Liam Kelly, in a chapter on the Belfast riots of August 1969, points out that the violence of that month, often cited as the harbringer of the Troubles and the birth of the Provisional IRA, was actually confined to a fairly limited geographical area in the city –where the Falls borders the Shankill and in Ardoyne in north Belfast. Elsewhere, even ‘interface’ areas such as the Short Strand remained calm – a useful reminder that the ‘de-escalation’ of conflict by people on the ground at various times made The Troubles much less bloody than they might have been.
Criminalising protest?
The closer we get to the present, the more history overlaps with personal experience and this reviewer’s experience led him to take issue with the final chapter – that by Ealair Ni Dhorchaigh and Laurence Cox on the modern policing of protest in the Republic.
The theme is why in 2001-2004 garda policing of anti- (or here ‘alter’)-globalisation movements became so confrontational. The authors posit that it was because of neo-liberal globalization – “which rejects on principle the kind of investments and concessions needed to win popular consensus…This thus marks a shift from consent to coercion”.
Did the policing of anti-capitalist protests in 2001-2004 mark a new authoritarianism in Ireland?
There are a number of things wrong with this analysis. The first is that it takes no account of the actual history of either state power or of capitalism in independent Ireland. Ireland never developed an extensive welfare state until very late in the 20th century and far from it being attacked during the Celtic Tiger era, it was greatly expanded, albeit largely in return for electoral support. So “concessions and investments” were very much on the table in this period.
(An interesting discussion here on the lazy uses of terms like ‘neo-liberal’ in an Irish context).

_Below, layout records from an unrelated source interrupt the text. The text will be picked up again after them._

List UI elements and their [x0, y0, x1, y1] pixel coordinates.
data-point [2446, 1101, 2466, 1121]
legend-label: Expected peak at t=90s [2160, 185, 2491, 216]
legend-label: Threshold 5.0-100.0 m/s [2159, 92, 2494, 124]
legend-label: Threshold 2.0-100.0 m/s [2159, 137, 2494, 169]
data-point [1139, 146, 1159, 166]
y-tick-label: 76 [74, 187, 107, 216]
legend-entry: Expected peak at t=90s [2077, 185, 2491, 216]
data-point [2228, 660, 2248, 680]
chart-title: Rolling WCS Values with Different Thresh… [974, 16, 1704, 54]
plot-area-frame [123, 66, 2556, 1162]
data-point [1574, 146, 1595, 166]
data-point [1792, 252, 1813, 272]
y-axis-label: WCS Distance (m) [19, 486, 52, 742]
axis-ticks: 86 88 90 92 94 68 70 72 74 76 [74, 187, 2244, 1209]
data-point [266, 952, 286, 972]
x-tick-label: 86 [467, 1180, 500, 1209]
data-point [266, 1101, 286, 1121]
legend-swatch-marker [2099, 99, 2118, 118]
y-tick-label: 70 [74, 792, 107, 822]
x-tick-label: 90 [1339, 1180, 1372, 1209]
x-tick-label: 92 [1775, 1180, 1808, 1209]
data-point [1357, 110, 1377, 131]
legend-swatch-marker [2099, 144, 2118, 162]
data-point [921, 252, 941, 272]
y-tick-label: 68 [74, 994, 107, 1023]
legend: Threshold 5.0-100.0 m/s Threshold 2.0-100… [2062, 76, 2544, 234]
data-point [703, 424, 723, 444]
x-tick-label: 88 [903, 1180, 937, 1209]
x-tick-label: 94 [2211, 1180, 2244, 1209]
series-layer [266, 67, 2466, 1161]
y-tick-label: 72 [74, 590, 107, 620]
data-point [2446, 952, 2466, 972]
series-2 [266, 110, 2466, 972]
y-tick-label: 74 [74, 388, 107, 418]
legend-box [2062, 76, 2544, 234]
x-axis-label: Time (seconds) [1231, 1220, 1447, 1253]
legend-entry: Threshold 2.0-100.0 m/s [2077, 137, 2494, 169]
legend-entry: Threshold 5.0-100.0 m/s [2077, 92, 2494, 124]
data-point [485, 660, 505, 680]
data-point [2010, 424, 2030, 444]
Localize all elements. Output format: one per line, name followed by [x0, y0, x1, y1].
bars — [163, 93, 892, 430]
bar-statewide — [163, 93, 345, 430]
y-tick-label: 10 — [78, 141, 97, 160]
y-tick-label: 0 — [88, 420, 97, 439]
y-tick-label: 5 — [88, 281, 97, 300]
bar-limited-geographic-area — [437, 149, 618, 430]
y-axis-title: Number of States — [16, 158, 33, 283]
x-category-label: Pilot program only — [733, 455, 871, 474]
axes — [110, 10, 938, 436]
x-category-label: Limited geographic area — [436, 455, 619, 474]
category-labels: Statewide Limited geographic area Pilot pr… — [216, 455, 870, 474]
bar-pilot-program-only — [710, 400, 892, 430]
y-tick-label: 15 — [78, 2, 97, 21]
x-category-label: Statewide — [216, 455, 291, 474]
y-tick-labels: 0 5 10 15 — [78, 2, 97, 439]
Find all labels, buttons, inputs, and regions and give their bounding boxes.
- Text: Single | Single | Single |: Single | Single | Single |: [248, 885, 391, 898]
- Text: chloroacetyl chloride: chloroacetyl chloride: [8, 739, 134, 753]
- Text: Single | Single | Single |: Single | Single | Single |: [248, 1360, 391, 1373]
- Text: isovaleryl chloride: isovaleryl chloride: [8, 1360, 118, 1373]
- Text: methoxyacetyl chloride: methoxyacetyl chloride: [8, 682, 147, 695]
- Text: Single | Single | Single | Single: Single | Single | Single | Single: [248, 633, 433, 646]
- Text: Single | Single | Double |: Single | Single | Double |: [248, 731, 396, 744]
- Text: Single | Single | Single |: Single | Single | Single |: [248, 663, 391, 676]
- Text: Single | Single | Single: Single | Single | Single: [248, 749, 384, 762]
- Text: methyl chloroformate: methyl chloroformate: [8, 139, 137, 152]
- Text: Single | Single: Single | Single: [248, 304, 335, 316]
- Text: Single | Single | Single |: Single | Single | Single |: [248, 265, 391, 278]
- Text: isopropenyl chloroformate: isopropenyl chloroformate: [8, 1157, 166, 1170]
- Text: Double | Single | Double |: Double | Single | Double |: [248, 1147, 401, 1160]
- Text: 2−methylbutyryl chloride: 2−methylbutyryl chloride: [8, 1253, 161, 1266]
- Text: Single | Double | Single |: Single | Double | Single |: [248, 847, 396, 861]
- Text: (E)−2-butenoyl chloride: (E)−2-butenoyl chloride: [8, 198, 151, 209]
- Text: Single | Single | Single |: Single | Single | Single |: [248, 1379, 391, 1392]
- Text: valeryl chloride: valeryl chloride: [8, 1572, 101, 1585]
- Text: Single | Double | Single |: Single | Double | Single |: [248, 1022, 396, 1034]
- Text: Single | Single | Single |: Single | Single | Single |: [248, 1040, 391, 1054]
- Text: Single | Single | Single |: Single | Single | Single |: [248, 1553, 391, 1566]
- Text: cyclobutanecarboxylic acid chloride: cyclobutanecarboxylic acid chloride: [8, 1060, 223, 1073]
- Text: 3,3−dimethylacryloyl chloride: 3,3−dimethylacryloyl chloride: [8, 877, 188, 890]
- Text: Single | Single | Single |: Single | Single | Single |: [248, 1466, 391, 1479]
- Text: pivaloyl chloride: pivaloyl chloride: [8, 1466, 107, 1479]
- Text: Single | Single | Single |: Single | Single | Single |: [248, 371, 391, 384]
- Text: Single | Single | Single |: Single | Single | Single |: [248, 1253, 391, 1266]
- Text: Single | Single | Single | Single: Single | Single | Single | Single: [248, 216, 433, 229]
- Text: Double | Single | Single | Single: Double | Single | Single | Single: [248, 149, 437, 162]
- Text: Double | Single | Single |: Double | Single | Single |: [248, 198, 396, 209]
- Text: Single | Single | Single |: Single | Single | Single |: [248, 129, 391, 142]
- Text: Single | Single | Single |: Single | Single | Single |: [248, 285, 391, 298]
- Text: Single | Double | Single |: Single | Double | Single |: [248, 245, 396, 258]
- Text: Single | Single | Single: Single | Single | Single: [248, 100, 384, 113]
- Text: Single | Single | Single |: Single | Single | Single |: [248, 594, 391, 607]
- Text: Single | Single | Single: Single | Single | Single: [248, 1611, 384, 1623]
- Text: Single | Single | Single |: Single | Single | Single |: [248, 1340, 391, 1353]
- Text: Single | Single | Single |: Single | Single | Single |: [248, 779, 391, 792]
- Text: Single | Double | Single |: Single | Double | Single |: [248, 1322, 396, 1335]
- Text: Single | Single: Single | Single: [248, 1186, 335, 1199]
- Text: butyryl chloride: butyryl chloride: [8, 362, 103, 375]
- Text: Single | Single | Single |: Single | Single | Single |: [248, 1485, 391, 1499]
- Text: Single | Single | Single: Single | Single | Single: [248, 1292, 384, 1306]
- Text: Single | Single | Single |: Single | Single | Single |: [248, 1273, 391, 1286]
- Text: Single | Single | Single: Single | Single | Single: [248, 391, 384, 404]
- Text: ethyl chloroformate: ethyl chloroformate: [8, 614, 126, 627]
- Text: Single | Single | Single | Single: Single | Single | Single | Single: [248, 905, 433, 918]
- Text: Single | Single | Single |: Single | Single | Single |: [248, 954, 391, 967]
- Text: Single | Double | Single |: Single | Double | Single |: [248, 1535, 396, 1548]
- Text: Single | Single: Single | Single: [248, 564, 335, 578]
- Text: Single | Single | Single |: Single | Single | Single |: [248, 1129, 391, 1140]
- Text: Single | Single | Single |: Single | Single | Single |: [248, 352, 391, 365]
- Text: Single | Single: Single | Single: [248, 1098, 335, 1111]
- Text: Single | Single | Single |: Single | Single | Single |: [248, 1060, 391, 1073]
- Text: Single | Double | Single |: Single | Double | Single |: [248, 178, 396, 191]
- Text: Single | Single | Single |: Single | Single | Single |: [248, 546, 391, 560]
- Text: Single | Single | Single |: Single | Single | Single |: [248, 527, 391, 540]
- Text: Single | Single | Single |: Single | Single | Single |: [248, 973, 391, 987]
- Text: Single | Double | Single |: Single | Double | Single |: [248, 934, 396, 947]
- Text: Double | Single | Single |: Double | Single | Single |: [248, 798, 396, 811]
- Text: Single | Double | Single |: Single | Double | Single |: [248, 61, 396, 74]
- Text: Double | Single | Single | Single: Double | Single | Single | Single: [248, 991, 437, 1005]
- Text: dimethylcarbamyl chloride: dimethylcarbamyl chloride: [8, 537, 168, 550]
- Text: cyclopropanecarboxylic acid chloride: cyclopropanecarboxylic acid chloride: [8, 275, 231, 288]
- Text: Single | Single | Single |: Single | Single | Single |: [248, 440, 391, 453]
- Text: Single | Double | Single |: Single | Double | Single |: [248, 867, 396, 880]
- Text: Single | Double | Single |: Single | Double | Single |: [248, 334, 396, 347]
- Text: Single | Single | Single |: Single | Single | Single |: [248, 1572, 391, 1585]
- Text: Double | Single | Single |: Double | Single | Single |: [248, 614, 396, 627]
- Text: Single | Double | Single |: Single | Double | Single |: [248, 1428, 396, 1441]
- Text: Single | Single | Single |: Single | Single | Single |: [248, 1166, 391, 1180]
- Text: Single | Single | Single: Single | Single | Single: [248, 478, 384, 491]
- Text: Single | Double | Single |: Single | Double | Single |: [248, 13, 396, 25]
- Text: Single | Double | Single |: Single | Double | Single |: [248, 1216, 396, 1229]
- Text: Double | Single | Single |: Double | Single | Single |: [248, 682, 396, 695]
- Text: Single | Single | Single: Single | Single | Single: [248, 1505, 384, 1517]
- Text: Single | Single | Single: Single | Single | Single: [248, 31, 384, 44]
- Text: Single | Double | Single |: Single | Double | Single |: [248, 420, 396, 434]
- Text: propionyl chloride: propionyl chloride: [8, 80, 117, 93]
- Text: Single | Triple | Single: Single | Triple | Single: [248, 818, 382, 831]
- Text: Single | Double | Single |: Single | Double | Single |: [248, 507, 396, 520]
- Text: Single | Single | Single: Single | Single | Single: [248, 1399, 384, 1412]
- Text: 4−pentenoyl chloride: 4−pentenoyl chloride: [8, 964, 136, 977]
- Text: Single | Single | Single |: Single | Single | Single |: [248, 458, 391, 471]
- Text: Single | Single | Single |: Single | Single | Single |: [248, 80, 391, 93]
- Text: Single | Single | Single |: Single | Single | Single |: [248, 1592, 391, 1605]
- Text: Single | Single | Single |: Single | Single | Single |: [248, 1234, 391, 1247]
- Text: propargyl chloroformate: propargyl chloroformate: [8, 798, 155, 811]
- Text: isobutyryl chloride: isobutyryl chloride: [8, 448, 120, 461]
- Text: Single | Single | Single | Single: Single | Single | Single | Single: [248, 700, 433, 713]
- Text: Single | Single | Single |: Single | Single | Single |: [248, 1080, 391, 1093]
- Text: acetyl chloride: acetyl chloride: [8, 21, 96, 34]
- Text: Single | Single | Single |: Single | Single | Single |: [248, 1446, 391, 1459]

Secondly, did the rather heavy handed policing of the anti-capitalist movement in these years – beating up a Reclaim the Streets protest in 2002 for example – constitute unprecedented authoritarianism? Hardly. Let’s leave aside as exceptional the draconian laws deployed against republican paramilitaries since 1922. In another chapter of this book for example, Bryce Evans shows how the Fianna Fail government during the Emergency was prepared to confiscate small farmers’ land if they failed to meet tillage quotas. In 1986 the Irish Army was used to physically disperse a strike by Dublin Corporation workers. Use of coercion against protest is nothing new in Ireland.
Thirdly, members of the small student-based anti-capitalist left returned from Genoa in 2001 under the illusion that the world revolution was around the corner and accordingly tried to provoke confrontations with the gardai – a factor which largely explains, though does not justify, the police response. In the years since then some of the members of the anti-globalisation movement seem to have embarked on a much-more-productive strategy of community and electoral activism.
In any case, is this really the most significant example of the riot in Ireland in recent years? The anti-globalisation protests drew little response from the general public. In contrast, more traditional fields of symbolic battle, such as the confrontation outside the British Embassy in Dublin during the Hunger Strikes of 1981 or 2006 ‘Love Ulster’ riot, involved thousands of people and very violent confrontations. Not to mention Northern Ireland’s highly elaborate culture of rioting since the late 1960s.
A look at why nationalist mobilization continues to be the most contested and potentially explosive kind of public confrontation – including from the poor and marginalized – might have been worthwhile.
To sum up, while this book contains much of interest on popular protest and public confrontation in Irish history, a definitive history and analysis of the riot in Ireland remains to be written.